A freelance photographer who claims she was assaulted by a security guard while taking photos of a peaceful protest at a Topshop store cancelled plans to hold a protest there at the weekend.
The National Union of Journalists is backing photographer Jess Hurd who has been banned from the Topshop in London’s Oxford Circus following the incident last December.
Jess had called a protest to take place at the store last Saturday after she failed to get an apology from Topshop but backed down from this after senior bosses at the company agreed to meet with the union, who had written a letter of complaint.
She said that the incident occured when she was taking photos of the arrests of UK Uncut protestors in the store and she was asked to leave by a security guard, who said he was arresting her for aggravated trespass.
NUJ general secretary Michelle Stanistreet said: “I am glad Topshop have seen sense and have responded to the complaint. Journalists play a critical public interest role in reporting on protests so the public are informed about what was happening.
“It is simply unacceptable that NUJ members face abuse and harassment whilst doing their jobs.”
Describing the incident with the security guard, Jess said: “He began manhandling me. I said, ‘I’m a member of the press, I don’t understand why you are arresting me, I’m trying to leave’. He continued to use force to move me towards the back of the store and pulled my clothing up, exposing my upper body.
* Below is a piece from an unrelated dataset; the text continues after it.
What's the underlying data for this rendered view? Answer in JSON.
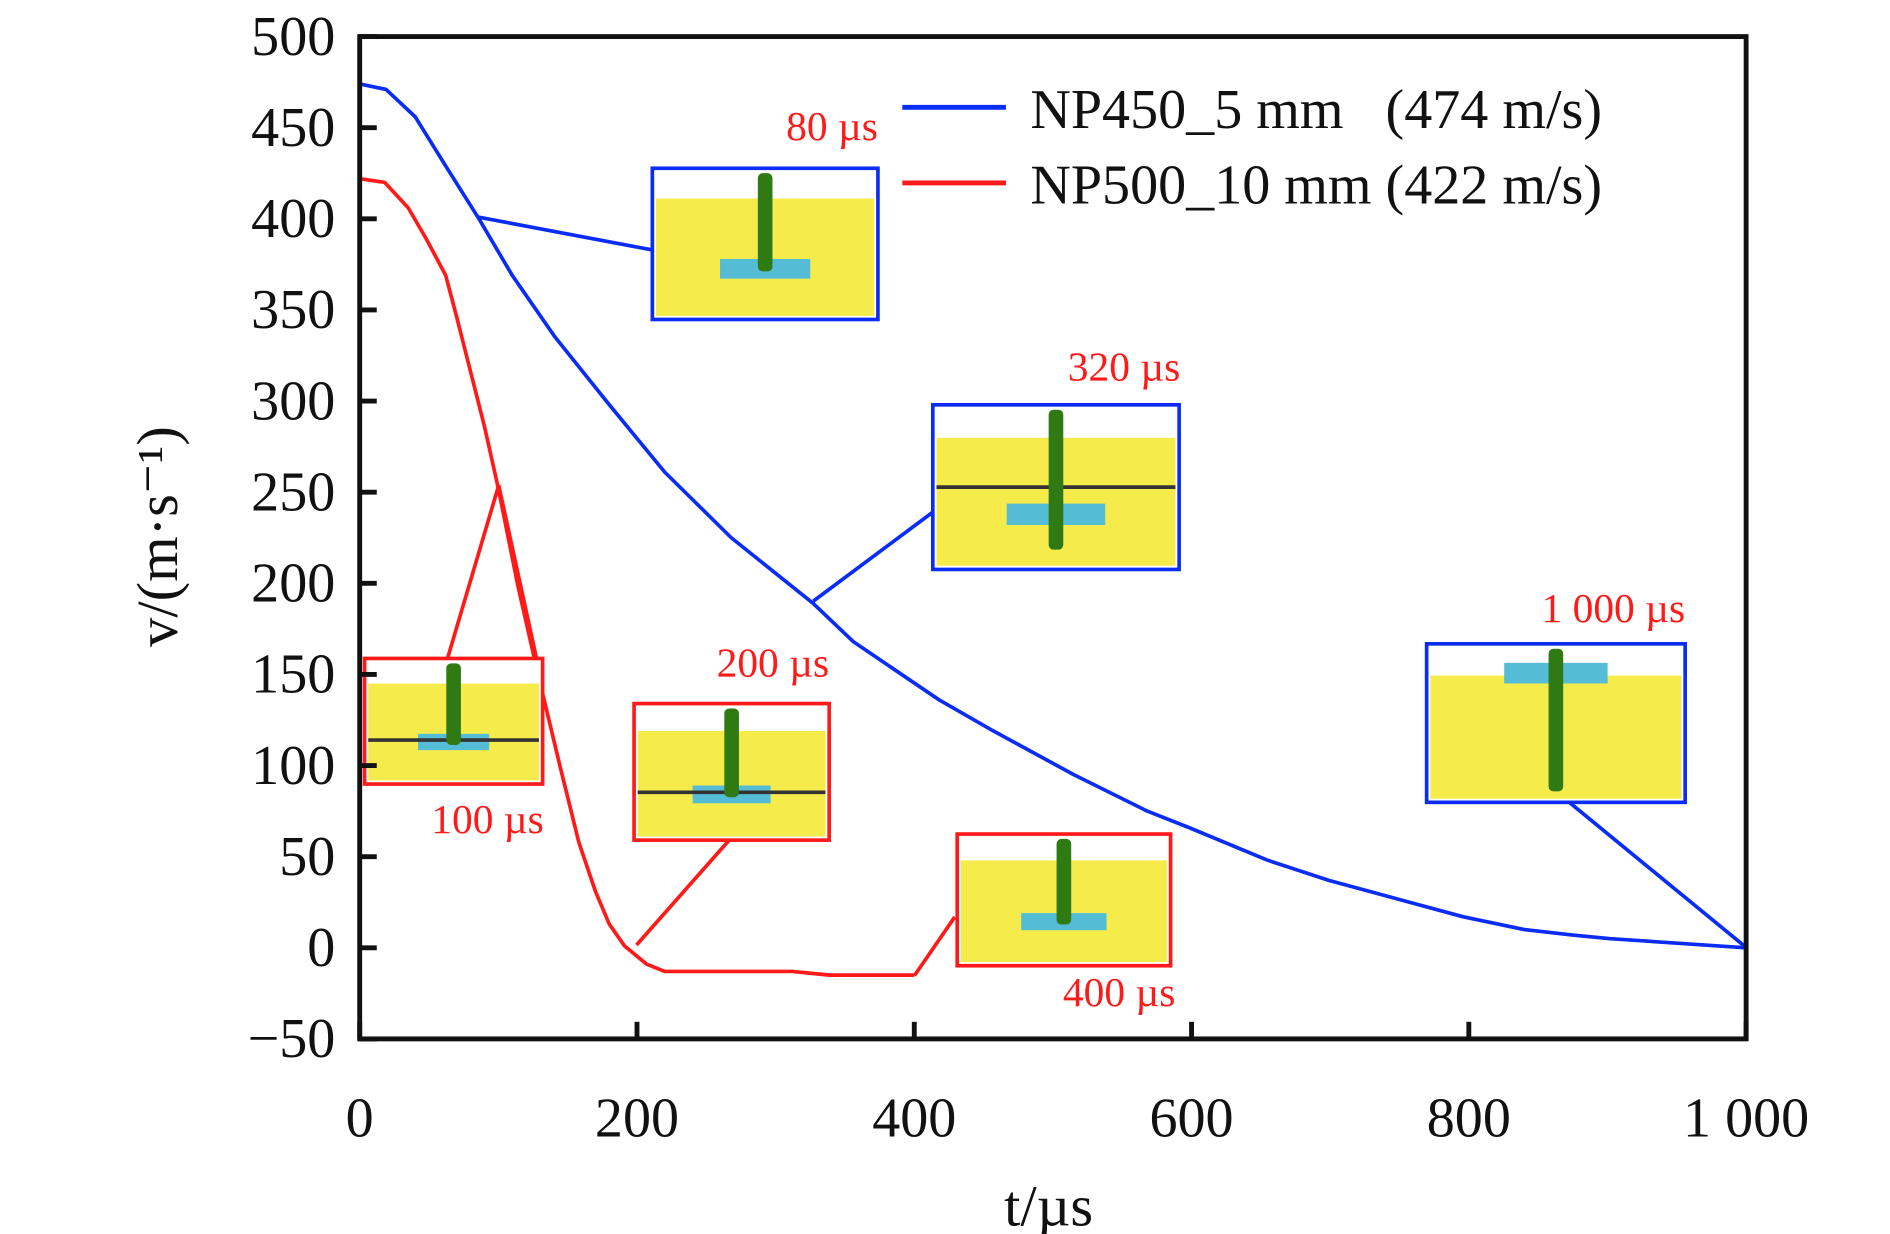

“I was sure that he didn’t have arrest powers and challenged again, he then said he was detaining me for ‘resisting arrest’. He was using quite a lot of force and I was shouting ‘you’re assaulting me, get your hands off me’.
She was then detained by two police officers who asked to take her camera, which she declined.
Jess, who is chair of the London Photographers’ branch of the NUJ, was then released but told that she was banned from the store.
Topshop has not responded to requests for a comment.